TBMM’de yaptığı konuşmada polislerin özlük haklarının iyileştirilmesi gerektiğini vurgulayan Örs, sözlerini şöyle sürdürdü: "174 yıldır ülkemizde huzur ve güven ortamının korunmasının en büyük güvencesi olan polislerimiz, özlük hakları başta olmak üzere toplum içerisinde birçok sorunla baş başadırlar. Özlük haklarının -seçim dönemlerinde söz verilmesine rağmen- bir türlü iyileştirilmemesi ve hayat pahalılığı birçok polisimizin meslekten ayrılmasına sebep olmaktadır. Polislik, yapılan iş gereğince, düzensiz uzun ve yoğun çalışma temposu gerektiren bir meslektir. Emeklilik haklarını kazanıncaya kadar yüksek tempoda ve ağır mesai şartlarında yaşamsal tehlikenin varlığını sürekli hissettiren polislik mesleği, zaman içerisinde, hizmetin kalitesini ve çalışanın performansını olumsuz olarak da etkilemektedir."

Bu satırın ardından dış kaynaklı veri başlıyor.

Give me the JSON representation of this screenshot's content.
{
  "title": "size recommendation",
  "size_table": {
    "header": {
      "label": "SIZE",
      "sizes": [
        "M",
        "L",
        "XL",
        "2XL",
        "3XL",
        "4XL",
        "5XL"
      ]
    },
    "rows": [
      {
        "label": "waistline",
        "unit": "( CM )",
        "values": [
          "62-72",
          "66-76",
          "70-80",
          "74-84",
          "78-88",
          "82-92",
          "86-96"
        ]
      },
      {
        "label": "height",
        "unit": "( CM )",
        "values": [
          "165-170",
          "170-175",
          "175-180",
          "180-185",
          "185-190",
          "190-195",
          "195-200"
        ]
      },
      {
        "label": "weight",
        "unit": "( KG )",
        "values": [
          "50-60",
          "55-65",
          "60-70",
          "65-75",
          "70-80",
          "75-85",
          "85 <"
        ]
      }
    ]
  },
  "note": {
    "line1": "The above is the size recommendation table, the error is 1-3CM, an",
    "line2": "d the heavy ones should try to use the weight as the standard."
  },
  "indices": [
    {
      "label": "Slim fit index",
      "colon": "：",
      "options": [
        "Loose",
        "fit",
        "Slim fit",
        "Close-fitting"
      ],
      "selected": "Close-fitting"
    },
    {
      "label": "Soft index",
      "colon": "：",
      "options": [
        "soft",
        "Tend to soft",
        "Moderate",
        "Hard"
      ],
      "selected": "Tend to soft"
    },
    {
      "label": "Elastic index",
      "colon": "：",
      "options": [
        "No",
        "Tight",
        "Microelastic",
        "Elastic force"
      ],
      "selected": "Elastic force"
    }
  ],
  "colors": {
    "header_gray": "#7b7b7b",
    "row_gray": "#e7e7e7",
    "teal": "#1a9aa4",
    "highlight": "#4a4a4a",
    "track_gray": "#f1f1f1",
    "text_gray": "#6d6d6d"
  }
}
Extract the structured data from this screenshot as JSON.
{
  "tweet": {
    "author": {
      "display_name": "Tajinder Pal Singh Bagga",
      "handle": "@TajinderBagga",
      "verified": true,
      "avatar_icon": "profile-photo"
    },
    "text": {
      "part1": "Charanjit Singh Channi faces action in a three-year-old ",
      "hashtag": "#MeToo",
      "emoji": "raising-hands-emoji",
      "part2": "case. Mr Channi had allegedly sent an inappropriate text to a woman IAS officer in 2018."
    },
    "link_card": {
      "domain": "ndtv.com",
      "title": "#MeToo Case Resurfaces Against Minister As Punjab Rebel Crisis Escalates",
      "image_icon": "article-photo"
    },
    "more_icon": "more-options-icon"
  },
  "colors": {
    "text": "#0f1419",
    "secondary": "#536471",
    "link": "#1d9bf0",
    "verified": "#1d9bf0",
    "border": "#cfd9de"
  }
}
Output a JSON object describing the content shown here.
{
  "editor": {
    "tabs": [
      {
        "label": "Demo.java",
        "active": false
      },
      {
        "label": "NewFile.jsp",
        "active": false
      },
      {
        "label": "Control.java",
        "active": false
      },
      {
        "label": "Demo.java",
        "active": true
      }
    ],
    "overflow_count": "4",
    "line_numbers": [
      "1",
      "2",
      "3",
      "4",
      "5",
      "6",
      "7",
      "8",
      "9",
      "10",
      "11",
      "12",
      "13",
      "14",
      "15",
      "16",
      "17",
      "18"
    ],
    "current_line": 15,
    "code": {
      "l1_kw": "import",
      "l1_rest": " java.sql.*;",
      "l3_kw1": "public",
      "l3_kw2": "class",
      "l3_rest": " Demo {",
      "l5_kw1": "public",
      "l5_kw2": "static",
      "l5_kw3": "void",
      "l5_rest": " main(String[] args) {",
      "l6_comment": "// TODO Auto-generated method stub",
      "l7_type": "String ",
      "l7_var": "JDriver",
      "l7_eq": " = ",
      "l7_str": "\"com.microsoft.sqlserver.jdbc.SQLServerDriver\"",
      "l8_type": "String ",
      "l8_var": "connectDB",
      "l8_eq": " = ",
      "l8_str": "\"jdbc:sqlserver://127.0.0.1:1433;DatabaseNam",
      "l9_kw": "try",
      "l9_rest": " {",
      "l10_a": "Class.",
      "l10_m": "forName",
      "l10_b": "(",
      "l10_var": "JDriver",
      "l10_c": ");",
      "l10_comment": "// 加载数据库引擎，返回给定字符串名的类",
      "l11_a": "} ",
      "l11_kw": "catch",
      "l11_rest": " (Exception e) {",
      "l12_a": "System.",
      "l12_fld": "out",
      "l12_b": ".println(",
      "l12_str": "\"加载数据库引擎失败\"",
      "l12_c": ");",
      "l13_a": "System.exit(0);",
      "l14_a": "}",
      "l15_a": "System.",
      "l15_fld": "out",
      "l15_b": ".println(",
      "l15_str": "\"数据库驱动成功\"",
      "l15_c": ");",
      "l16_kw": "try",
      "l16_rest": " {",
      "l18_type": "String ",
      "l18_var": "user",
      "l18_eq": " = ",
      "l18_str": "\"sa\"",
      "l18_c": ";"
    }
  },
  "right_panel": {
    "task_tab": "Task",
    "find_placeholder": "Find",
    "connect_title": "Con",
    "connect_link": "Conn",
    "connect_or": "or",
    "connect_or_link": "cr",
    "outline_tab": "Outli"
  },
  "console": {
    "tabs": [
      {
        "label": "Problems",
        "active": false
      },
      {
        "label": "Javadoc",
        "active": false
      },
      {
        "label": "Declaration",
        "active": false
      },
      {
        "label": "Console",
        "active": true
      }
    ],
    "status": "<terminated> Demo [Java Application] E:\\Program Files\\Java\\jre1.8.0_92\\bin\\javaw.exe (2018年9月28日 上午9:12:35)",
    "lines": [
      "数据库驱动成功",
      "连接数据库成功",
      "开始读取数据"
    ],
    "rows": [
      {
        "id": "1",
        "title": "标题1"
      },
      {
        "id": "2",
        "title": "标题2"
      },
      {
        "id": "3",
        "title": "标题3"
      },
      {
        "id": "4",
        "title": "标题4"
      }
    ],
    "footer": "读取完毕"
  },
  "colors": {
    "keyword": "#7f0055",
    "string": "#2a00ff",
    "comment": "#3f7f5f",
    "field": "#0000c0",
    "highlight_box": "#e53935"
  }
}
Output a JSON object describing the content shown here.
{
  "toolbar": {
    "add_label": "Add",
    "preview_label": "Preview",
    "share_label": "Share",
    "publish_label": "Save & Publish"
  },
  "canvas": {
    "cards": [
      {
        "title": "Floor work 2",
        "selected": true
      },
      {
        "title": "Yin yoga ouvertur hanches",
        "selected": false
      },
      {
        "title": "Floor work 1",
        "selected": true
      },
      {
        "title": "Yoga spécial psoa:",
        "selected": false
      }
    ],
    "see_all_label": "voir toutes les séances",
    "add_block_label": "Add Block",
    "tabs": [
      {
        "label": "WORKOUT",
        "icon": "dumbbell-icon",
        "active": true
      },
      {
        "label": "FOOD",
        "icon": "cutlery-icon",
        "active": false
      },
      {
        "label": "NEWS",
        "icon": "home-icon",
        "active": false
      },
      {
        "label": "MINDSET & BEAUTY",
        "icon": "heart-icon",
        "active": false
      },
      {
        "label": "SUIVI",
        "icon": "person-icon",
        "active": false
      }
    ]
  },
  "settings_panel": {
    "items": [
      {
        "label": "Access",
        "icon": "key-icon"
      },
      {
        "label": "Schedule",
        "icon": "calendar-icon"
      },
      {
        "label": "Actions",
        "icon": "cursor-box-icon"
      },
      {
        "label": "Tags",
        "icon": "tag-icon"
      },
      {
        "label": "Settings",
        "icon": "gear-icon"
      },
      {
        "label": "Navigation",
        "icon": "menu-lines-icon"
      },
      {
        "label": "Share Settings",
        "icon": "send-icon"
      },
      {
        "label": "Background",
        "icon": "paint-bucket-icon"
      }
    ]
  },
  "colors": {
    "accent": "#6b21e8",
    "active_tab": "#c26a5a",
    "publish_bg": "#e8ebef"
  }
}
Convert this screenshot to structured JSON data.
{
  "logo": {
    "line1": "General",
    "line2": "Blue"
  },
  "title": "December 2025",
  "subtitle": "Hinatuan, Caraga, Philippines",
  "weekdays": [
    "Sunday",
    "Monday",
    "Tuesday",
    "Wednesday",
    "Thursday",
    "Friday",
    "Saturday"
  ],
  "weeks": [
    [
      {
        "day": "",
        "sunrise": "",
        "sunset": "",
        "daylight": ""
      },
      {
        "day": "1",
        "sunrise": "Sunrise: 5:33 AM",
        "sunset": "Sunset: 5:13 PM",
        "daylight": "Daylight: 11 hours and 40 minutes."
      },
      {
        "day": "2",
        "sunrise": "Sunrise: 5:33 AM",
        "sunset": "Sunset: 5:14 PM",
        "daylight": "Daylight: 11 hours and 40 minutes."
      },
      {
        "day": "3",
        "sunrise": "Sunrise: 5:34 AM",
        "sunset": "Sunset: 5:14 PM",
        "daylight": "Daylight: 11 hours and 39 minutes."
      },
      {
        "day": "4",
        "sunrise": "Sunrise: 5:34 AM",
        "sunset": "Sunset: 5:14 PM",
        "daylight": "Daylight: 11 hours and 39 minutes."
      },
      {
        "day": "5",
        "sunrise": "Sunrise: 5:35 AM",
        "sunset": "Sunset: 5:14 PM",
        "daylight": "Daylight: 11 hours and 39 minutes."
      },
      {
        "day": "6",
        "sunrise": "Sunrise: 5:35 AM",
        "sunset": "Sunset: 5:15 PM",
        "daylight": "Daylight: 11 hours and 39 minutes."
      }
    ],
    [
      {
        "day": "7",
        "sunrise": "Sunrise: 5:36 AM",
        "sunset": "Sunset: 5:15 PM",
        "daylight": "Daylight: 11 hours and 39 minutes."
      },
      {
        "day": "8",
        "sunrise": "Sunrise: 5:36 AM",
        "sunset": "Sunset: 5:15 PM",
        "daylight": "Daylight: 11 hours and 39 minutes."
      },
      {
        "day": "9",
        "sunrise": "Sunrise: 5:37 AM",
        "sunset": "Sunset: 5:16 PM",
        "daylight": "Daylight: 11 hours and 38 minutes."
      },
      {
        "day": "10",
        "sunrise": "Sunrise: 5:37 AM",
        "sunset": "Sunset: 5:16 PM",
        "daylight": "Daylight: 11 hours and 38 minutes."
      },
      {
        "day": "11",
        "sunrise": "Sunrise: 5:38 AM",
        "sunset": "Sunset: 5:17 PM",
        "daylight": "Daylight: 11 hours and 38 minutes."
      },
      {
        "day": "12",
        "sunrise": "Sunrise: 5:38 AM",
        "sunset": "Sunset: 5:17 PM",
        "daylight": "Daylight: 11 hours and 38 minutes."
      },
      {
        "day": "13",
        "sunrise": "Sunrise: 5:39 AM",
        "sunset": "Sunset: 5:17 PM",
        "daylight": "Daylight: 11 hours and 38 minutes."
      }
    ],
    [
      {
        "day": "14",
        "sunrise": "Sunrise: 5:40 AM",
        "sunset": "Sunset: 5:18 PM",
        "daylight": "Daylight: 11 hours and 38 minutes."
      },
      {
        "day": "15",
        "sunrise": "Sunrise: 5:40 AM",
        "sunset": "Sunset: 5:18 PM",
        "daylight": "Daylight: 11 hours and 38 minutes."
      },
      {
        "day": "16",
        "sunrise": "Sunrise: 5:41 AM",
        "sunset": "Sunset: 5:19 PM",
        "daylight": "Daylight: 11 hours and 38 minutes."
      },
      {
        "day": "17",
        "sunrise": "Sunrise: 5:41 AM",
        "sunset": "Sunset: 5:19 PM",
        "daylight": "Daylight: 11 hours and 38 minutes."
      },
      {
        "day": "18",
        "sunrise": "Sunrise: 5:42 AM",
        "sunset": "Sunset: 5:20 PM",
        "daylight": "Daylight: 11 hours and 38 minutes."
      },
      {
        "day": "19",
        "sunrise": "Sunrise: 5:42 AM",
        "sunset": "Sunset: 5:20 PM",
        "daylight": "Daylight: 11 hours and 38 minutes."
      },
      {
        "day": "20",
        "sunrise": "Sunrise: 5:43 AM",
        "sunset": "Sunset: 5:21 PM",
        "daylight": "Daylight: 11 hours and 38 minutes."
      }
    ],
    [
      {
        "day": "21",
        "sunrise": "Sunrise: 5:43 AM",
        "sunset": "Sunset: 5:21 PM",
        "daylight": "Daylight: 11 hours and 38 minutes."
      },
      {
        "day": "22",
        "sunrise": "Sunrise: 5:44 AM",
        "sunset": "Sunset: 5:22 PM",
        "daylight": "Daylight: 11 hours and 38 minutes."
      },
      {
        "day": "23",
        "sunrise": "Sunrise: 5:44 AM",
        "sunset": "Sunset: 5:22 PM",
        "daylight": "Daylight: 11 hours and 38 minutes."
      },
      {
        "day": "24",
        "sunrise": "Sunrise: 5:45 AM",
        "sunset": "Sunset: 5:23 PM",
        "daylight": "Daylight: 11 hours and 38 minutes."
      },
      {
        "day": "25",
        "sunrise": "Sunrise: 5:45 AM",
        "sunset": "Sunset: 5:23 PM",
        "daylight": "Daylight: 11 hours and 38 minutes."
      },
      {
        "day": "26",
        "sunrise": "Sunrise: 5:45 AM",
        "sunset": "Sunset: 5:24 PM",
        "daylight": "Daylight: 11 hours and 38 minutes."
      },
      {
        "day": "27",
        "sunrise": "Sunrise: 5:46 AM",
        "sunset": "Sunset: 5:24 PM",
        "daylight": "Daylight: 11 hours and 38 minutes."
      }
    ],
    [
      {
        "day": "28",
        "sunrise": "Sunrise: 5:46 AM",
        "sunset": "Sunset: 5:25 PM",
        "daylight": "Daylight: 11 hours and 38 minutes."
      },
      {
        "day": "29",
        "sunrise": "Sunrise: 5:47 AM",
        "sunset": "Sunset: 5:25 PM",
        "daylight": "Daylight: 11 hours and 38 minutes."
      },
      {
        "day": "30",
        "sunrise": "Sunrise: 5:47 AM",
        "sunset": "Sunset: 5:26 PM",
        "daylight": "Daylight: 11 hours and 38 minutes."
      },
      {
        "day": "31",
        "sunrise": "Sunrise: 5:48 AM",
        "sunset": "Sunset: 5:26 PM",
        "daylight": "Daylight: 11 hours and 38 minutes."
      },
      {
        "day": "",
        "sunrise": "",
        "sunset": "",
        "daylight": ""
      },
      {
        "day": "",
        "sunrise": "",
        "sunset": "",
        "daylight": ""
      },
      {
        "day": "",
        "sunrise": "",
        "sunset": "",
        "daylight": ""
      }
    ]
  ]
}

 Konuşmasının devamında polislerin 3600 ek gösterge talebininin karşılanması gerektiğini belirten Milletvekili Örs,"Biz diyoruz ki: Polislerimizin emeklilik mevzuatı gözden geçirilmelidir. Yirmi beş yıl görev yapan bir polisin en düşük devlet memur maaşı üzerinden değil, meslekte aldığı maaş üzerinden emekli edilmesi daha doğru olur. Yine, polislerimizin çözülmesini en çok istediği, beklediği ve iktidar partisinin de seçim vaadi olarak söz verdiği 3600 ek gösterge talebi bir an önce yerine getirilmelidir. Bütün siyasiler, özellikle AK PARTİ seçimlerden önce bu konuda söz vermelerine rağmen hâlâ maalesef bu sözler yerine getirilmemiştir. İktidara mensup arkadaşlarıma sesleniyorum: Bakın, şunu unutmayın, benim 3600 ek gösterge bekleyen polis kardeşim ay sonunu nasıl getirebileceğini düşünüyor. Genel Başkanımız Sayın Meral Akşener de defalarca bunu dile getirmiş ve söylemişti, “polisimize 3600 ek göstergeyi verin be kardeşim” diyorum. Yine, üniversite mezunlarının göstergeleri 3000'e çıkarılmasına rağmen lise mezunları hâlâ bu haktan mahrum edilmektedir, bunun da düzeltilmesini talep ediyoruz." dedi. 

Polislerin çalışma koşullarının zorluğuna da dikkat çeken İYİ Parti Trabzon Milletvekili Dr. Hüseyin Örs sözlerini şöyle tamamladı: "Polislerimiz, özlük haklarının jandarmanın özlük haklarıyla eşitlenmesini istemektedirler. Bundan tam üç yıl önce 668 sayılı Kanun Hükmünde Kararname'yle jandarma teşkilatının sivilleştirilmesi, emniyet teşkilatıyla jandarma teşkilatının eşitlenmesi amaçlanmıştı. Ancak yasalar nezdinde eşitlediğimiz jandarmayla polislerimiz maalesef hâlâ özlük hakları nezdinde eşitlenmemiştir. Polislerimizin en büyük sorunlarından biri de mesaidir, daha doğrusu, ucu açık mesaidir. Mesaisinin ne zaman biteceği belli olmayan polislerimizin çalışma koşulları hem beden hem de ruh sağlığını olumsuz etkilemektedir. Bu durum aile bağlarının da zayıflamasına neden olmaktadır. Polislerimiz diğer memurların neredeyse 2 katı kadar mesai yapmasına rağmen, bunun için verilen ek ücret de son derece komiktir. Dilerim ki polislerimizin sorunları yüce Meclis marifetiyle çözülür." dedi.